On Fri, 11 Mar 2005, Greg KH wrote:

> On Fri, Mar 11, 2005 at 11:03:17AM -0500, Alan Stern wrote:
> > Greg:
> > 
> > When the PCI subsystem discovers a device, it calls pci_setup_device to 
> > initialize various things.  It doesn't call pci_disable_device to stop the 
> > device from doing DMA, or do the equivalent (whatever that might be) to 
> > stop the device from generating IRQs.  Unless I'm mistaken, which is 
> > certainly possible.
> 
> That is because that caused too much trouble when we tried to do it,
> from what I remember.  I think the lkml archives has that discussion
> somewhere...

It's quite believable that this might cause problems somewhere.  And it's
unfortunate that the mailing list archives are so large and have such
inadequate indexing and search facilities...

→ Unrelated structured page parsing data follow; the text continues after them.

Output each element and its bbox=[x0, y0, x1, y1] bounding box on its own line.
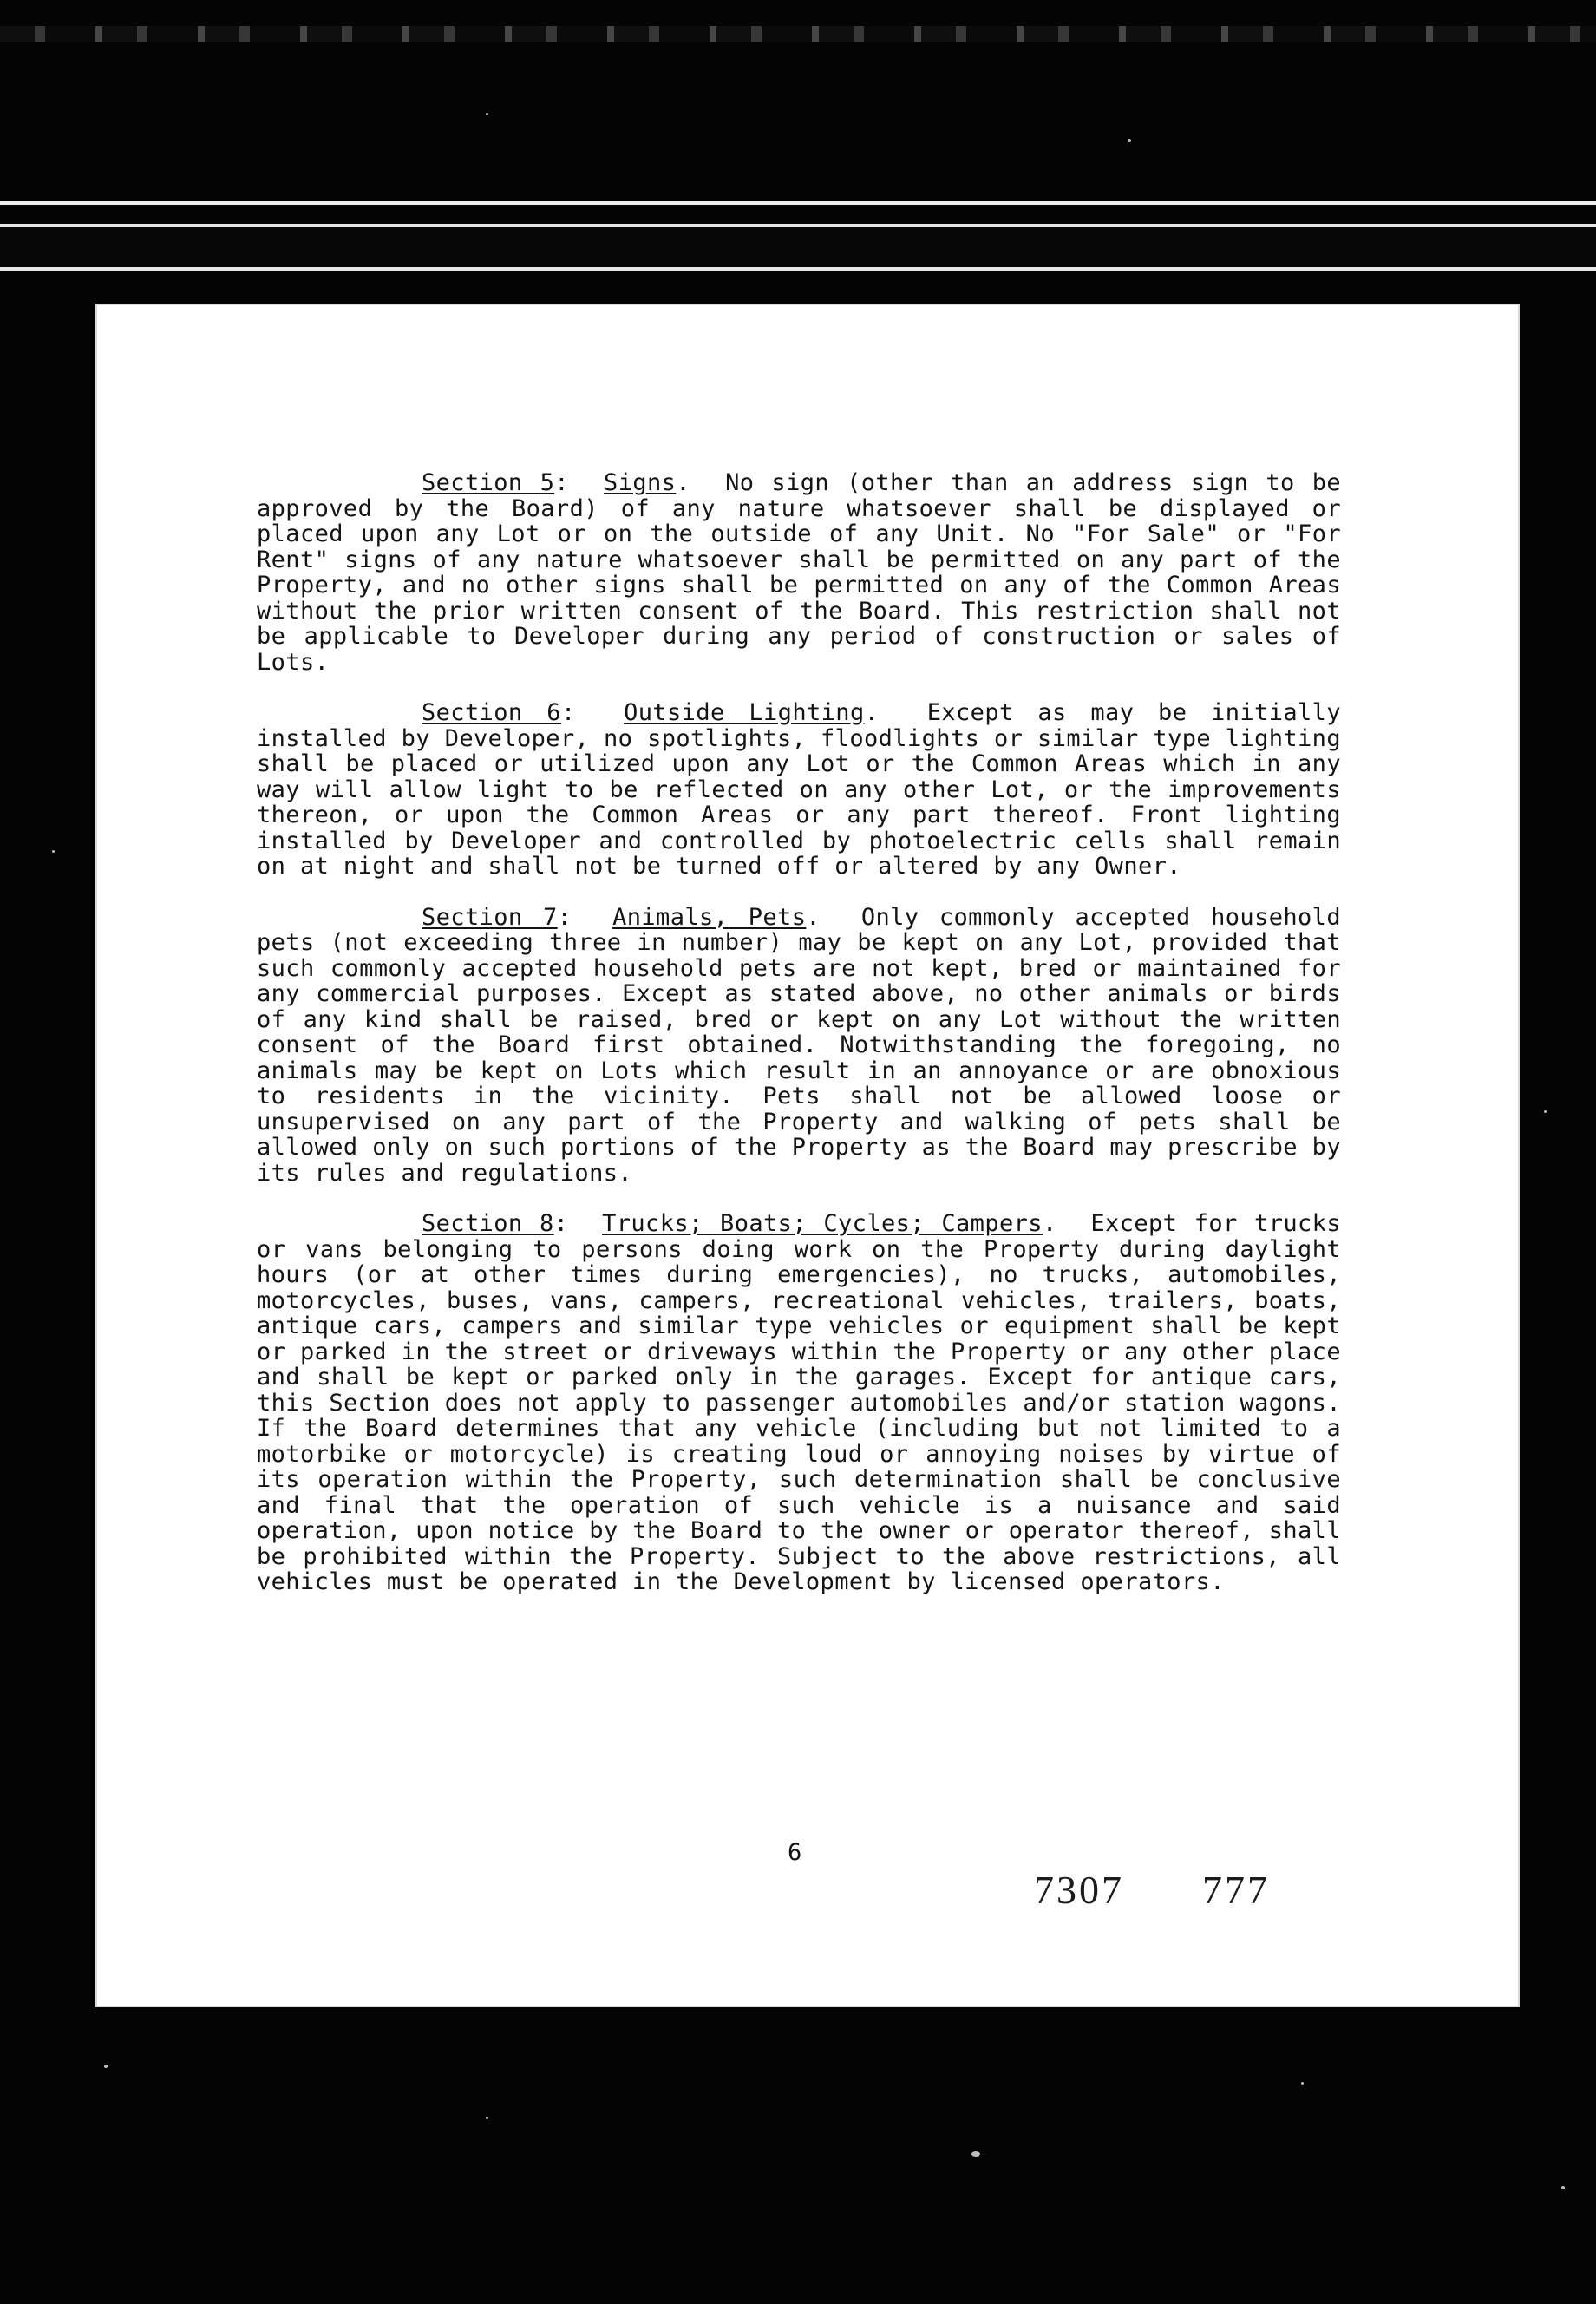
stamp-book-number: 7307 bbox=[1034, 1868, 1124, 1912]
scan-speck bbox=[486, 113, 488, 115]
scan-speck bbox=[1128, 139, 1131, 142]
section-8-paragraph: Section 8: Trucks; Boats; Cycles; Campers. Except for trucks or vans belonging to persons doing work on the Property during daylight hours (or at other times during emergencies), no trucks, automobiles, motorcycles, buses, vans, campers, recreational vehicles, trailers, boats, antique cars, campers and similar type vehicles or equipment shall be kept or parked in the street or driveways within the Property or any other place and shall be kept or parked only in the garages. Except for antique cars, this Section does not apply to passenger automobiles and/or station wagons. If the Board determines that any vehicle (including but not limited to a motorbike or motorcycle) is creating loud or annoying noises by virtue of its operation within the Property, such determination shall be conclusive and final that the operation of such vehicle is a nuisance and said operation, upon notice by the Board to the owner or operator thereof, shall be prohibited within the Property. Subject to the above restrictions, all vehicles must be operated in the Development by licensed operators. bbox=[257, 1210, 1341, 1595]
scan-speck bbox=[104, 2065, 108, 2068]
section-5-heading: Section 5 bbox=[422, 469, 555, 496]
section-7-title: Animals, Pets bbox=[612, 903, 807, 931]
scan-edge-band-inner bbox=[0, 227, 1596, 267]
section-8-heading: Section 8 bbox=[422, 1210, 554, 1237]
section-8-body: Except for trucks or vans belonging to persons doing work on the Property during daylight hours (or at other times during emergencies), no trucks, automobiles, motorcycles, buses, vans, campers, recreational vehicles, trailers, boats, antique cars, campers and similar type vehicles or equipment shall be kept or parked in the street or driveways within the Property or any other place and shall be kept or parked only in the garages. Except for antique cars, this Section does not apply to passenger automobiles and/or station wagons. If the Board determines that any vehicle (including but not limited to a motorbike or motorcycle) is creating loud or annoying noises by virtue of its operation within the Property, such determination shall be conclusive and final that the operation of such vehicle is a nuisance and said operation, upon notice by the Board to the owner or operator thereof, shall be prohibited within the Property. Subject to the above restrictions, all vehicles must be operated in the Development by licensed operators. bbox=[257, 1210, 1341, 1595]
recording-stamp bbox=[1034, 1867, 1270, 1913]
page-number: 6 bbox=[788, 1839, 802, 1866]
scan-edge-line bbox=[0, 201, 1596, 205]
scan-speck bbox=[1561, 2186, 1565, 2189]
scan-speck bbox=[971, 2151, 980, 2157]
scan-speck bbox=[52, 850, 55, 853]
section-5-title: Signs bbox=[604, 469, 677, 496]
section-6-title: Outside Lighting bbox=[624, 699, 865, 726]
scan-speck bbox=[486, 2117, 488, 2119]
section-7-body: Only commonly accepted household pets (not exceeding three in number) may be kept on any Lot, provided that such commonly accepted household pets are not kept, bred or maintained for any commercial purposes. Except as stated above, no other animals or birds of any kind shall be raised, bred or kept on any Lot without the written consent of the Board first obtained. Notwithstanding the foregoing, no animals may be kept on Lots which result in an annoyance or are obnoxious to residents in the vicinity. Pets shall not be allowed loose or unsupervised on any part of the Property and walking of pets shall be allowed only on such portions of the Property as the Board may prescribe by its rules and regulations. bbox=[257, 903, 1341, 1187]
section-7-heading: Section 7 bbox=[422, 903, 558, 931]
scan-speck bbox=[1301, 2082, 1304, 2085]
scan-noise-band bbox=[0, 26, 1596, 42]
document-page bbox=[97, 305, 1518, 2006]
stamp-page-number: 777 bbox=[1202, 1868, 1270, 1912]
section-5-paragraph: Section 5: Signs. No sign (other than an address sign to be approved by the Board) of any nature whatsoever shall be displayed or placed upon any Lot or on the outside of any Unit. No "For Sale" or "For Rent" signs of any nature whatsoever shall be permitted on any part of the Property, and no other signs shall be permitted on any of the Common Areas without the prior written consent of the Board. This restriction shall not be applicable to Developer during any period of construction or sales of Lots. bbox=[257, 469, 1342, 676]
document-body bbox=[257, 470, 1341, 1620]
section-6-body: Except as may be initially installed by Developer, no spotlights, floodlights or similar type lighting shall be placed or utilized upon any Lot or the Common Areas which in any way will allow light to be reflected on any other Lot, or the improvements thereon, or upon the Common Areas or any part thereof. Front lighting installed by Developer and controlled by photoelectric cells shall remain on at night and shall not be turned off or altered by any Owner. bbox=[257, 699, 1341, 880]
section-6-paragraph: Section 6: Outside Lighting. Except as may be initially installed by Developer, no spotlights, floodlights or similar type lighting shall be placed or utilized upon any Lot or the Common Areas which in any way will allow light to be reflected on any other Lot, or the improvements thereon, or upon the Common Areas or any part thereof. Front lighting installed by Developer and controlled by photoelectric cells shall remain on at night and shall not be turned off or altered by any Owner. bbox=[257, 699, 1341, 880]
section-6-heading: Section 6 bbox=[422, 699, 561, 726]
section-8-title: Trucks; Boats; Cycles; Campers bbox=[602, 1210, 1043, 1237]
scan-speck bbox=[1544, 1110, 1547, 1113]
section-5-body: No sign (other than an address sign to be approved by the Board) of any nature whatsoever shall be displayed or placed upon any Lot or on the outside of any Unit. No "For Sale" or "For Rent" signs of any nature whatsoever shall be permitted on any part of the Property, and no other signs shall be permitted on any of the Common Areas without the prior written consent of the Board. This restriction shall not be applicable to Developer during any period of construction or sales of Lots. bbox=[257, 469, 1342, 676]
section-7-paragraph: Section 7: Animals, Pets. Only commonly accepted household pets (not exceeding three in number) may be kept on any Lot, provided that such commonly accepted household pets are not kept, bred or maintained for any commercial purposes. Except as stated above, no other animals or birds of any kind shall be raised, bred or kept on any Lot without the written consent of the Board first obtained. Notwithstanding the foregoing, no animals may be kept on Lots which result in an annoyance or are obnoxious to residents in the vicinity. Pets shall not be allowed loose or unsupervised on any part of the Property and walking of pets shall be allowed only on such portions of the Property as the Board may prescribe by its rules and regulations. bbox=[257, 903, 1341, 1187]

> > During a normal boot most devices are left in reasonably quiescent and
> > safe condition when the BIOS passes control to the OS.  But sometimes a
> > few of them aren't; that's why we need to have the USB early-handoff quirk
> > code.  And during a kexec reboot things might be even worse.
> 
> Well, that's a kexec issue then :)
> 
> > Is it feasible to have the PCI device initialization sequence disable DMA
> > and IRQs from the device?  This could solve the problems we've been seeing
> > with non-quiescent devices sharing an IRQ line at startup.
> 
> Have patch?

Maybe I'll try to put one together.  Can you give me any pointers to
examples showing how one prevents a generic PCI device from issuing IRQs?